What You Can Try Tomorrow

Choose just one routine you want to smooth out. Teach it explicitly with both words and gestures. Model it. Practice it. Correct it. Repeat it.

Step-by-Step Lesson (10–15 minutes)

1) Announce the goal (30 seconds)

  • Teacher script: “We’re learning a routine that makes learning smooth. When I do this (hand on chest), you listen. When I do this (arm extended, palm up), you respond by answering or doing the acting I requested. We only move or answer together. ”

2) Define each expectation (1 minute)

  • Participate: “Your voice joins when cued; your body shows you’re in.”
  • Share: “You answer briefly and clearly on the cue. Calm voices. Clam movements.”
  • Listen: “Eyes on the speaker; hands still; voices off.”

3) Model “I Do” (45 seconds)

  • Stand where all can see. Hand on chest.
  • Script: (use your preestablished attention getter – see above)
  • Script: “Watch. When my hand is here, you are listening.”
  • Show the wrong way once (looking away, fiddling), then correct:
    • Script: “That wasn’t it. Let’s reset. Hand on chest means eyes here, voices off.”
  • Script: (use attention getter – put hand on chest) Quietly say- “You are listening and watching me”
  • Script: “Arm out and palm up means we respond together. Try this with me. I say two plus two equals”
  • Stretch your arm out and palm up. “You say ‘4’”
  • Repeat above statement and let them respond.
  • Feedback: “We were together. If you spoke early or late, watch my hand and wait for the pause.”

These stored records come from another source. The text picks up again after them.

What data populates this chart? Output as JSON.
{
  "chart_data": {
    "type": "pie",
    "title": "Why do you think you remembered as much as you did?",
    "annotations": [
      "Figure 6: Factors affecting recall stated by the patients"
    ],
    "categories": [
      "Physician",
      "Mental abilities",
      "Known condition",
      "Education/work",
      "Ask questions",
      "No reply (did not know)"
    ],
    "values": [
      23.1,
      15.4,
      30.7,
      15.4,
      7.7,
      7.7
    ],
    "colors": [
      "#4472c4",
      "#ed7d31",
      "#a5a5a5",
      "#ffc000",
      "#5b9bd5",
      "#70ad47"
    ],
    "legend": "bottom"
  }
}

5) Model “You Do” (45 seconds)

  • Script: “Let’s do it again. (put your hand on your chest – students look at you) 5 plus 5.” Stretch out your arm. Students will respond “10”.
  • Script: Now, let’s try it with a transition. I will give you a set of instructions. You do not move until I stretch out my arm. Let’s try it. (Put your hand on your chest). Go to your desk and get out your math book. (Stretch out our arm and students move. (If students move too early, stop everyone. Reset to the starting position. Restate instructions. Do it again.)
  • Repeat this process for several more tasks and responses.

6) Rehearse the full sequence (2–3 minutes)

  • Repeat 2–3 fast reps. Keep it brisk.

7) Correct quickly, consistently (ongoing)

  • Quiet redirect: “Check your hands; voices off. Try again.”
  • Whole-group reset: “We slipped. Back to step one. We can do it.”

8) Name the why (20 seconds)

  • Script: “This routine gives us more learning time and fewer interruptions. Smooth = smart.”

9) Try it in real work (3–5 minutes)

  • Teach 2–3 minutes of actual content using the cues.
  • Keep responses short and snappy. Celebrate a clean run.

10) Close with a micro-reflection (30 seconds)

  • Rating: “Show 1–5 with fingers—how well did we follow the routine?”
  • One wish: “What’s one thing we’ll do even better next time?”

Practice Plan (first week)

Day 1: Teach the routine (above). 3–5 reps in instruction + 1 rep in a transition.
Day 2–3: Re-teach in 60 seconds; run it in two contexts (mini-lesson + material pass-out).
Day 4–5: Fade voice slightly; rely on gestures first, words second. Eventually, you will only need the gestures after your attention getter. REVIEW the procedure EVERY TIME the class gets sloppy with their responses.

The Teacher’s Role in Making It Work

If there’s one thing I’ve learned, it’s that consistency is everything. Students will follow your lead every single day—so if you expect a routine to stick, you have to model it, reinforce it, and hold the same standard every time. The first few weeks might feel repetitive, but that repetition builds trust. It shows students you mean what you say and that expectations don’t change based on your mood or the time of day. When you are consistent, your students feel secure enough to focus on what truly matters: learning.

This is who I am as a teacher: I believe kids deserve structure that sets them up for success, not punishment that catches them off guard. When routines are clear—and you are consistent—the growth is unstoppable.